Sweeping immigration reform legislation hit a roadblock in the U.S. Senate Friday, when a series of procedural votes failed to move the measure forward. Senate leaders hope work will resume on the bill when lawmakers return from a two-week recess, but its fate remains unclear.
At issue is a bill that would tighten border security, establish a temporary guest worker program, and offer many of the estimated 11 million illegal immigrants in the United States a path to citizenship, if they met a number of conditions.
In two procedural votes, the Senate fell short of the 60 votes needed to move the legislation forward. Republicans and Democrats blamed one another for the stalemate.
Republican conservatives who opposed the measure -- arguing it would promise citizenship to those who came to the United States illegally -- wanted to amend the bill. But Democrats blocked such attempts, saying they were aimed at gutting the bill.
"Keep in mind, the people who would be allowed to offer amendments are people who hate the bill," said Senator Harry Reid of Nevada, the Senate's top Democrat, at a news conference.
"The Democratic leadership, by putting a stranglehold on the amendment and debate process, [is] causing us to postpone a very important issue,” said Senate Majority Leader Bill Frist at a separate news conference, “and that is addressing our border security."
Some lawmakers, including Senator Dick Durbin, an Illinois Democrat, are concerned that the Senate has lost a good opportunity to deal with immigration, which most Americans agree needs to be reformed. "It is going to be a tough uphill battle now,” he said, “with the limited time we have in this session."
But Senator Arlen Specter, the Pennsylvania Republican who chairs the Senate Judiciary Committee, vows to bring up immigration reform at his panel's first hearing after the congressional break, to keep the issue alive. "There is no doubt that there is urgency to protect our borders, to make sure we do not have terrorists crossing the borders, to make sure we do not have criminals crossing the borders,” he said, “and to take care of the economic needs of the country on immigrant workers, and to do something, which makes sense for the 11-million undocumented workers."

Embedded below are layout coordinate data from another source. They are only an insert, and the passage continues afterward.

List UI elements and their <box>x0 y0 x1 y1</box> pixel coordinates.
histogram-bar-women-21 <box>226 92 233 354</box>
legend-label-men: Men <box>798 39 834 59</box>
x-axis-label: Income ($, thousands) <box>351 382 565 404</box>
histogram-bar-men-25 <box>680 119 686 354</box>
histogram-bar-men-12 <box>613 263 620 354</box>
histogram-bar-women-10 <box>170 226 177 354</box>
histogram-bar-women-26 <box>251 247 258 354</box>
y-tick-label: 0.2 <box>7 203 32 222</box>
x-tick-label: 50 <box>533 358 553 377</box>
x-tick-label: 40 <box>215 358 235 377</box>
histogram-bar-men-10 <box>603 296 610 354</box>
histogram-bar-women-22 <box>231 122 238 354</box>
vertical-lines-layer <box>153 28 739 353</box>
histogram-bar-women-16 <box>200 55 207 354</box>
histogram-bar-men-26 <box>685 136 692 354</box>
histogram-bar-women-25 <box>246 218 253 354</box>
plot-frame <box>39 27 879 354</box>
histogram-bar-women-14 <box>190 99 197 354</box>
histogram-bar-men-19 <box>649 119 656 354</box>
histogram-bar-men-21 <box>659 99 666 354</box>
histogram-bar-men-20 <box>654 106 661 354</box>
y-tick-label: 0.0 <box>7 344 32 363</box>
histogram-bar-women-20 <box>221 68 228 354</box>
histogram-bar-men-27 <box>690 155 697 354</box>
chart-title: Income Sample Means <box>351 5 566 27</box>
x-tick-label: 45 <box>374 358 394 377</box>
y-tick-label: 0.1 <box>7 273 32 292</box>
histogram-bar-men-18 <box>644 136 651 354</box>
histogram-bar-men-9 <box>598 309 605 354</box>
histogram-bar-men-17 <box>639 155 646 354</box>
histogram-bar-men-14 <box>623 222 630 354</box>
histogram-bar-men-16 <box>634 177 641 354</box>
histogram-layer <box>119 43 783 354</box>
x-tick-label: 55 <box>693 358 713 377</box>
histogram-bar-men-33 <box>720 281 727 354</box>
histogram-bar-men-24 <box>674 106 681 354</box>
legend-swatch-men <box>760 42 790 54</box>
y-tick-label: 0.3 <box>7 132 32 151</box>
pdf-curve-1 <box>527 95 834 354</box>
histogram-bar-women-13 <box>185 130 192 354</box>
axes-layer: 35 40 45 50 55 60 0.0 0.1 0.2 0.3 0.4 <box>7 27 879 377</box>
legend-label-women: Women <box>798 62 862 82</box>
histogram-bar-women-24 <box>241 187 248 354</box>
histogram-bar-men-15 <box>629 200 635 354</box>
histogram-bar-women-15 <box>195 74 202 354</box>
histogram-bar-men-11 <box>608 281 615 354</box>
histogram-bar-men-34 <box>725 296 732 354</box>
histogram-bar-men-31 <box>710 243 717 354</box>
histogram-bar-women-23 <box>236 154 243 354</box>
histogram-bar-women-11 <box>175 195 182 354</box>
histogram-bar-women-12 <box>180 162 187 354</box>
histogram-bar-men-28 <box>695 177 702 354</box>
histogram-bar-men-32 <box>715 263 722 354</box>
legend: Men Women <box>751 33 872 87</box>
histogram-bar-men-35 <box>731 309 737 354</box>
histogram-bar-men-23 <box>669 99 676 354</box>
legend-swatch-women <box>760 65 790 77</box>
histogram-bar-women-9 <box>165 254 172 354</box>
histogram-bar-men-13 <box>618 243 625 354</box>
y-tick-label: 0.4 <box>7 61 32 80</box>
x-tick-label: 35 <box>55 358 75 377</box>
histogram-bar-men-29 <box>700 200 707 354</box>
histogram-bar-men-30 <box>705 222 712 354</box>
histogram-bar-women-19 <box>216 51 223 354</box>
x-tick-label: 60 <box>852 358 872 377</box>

But what to do about those undocumented workers who are already here is a subject that is dividing Republicans this year, when many lawmakers will be seeking re-election. Many Republicans, including President Bush, support a “guest worker” program, which many members of the party's conservative base oppose. In addition, Republicans are concerned about alienating the growing and increasingly influential Hispanic electorate.
The issue has galvanized the Hispanic community, prompting hundreds of thousands to take to the streets of major U.S. cities to protest a tough immigration reform bill passed by the House of Representatives last year, which calls for designating undocumented workers "felons," and building a wall along portions of the U.S.-Mexican border.
Another day of demonstrations is planned Monday.
Any bill that is approved by the Senate will have to be reconciled with the House measure, which does not include a guest worker program, before it is sent to President Bush for signature.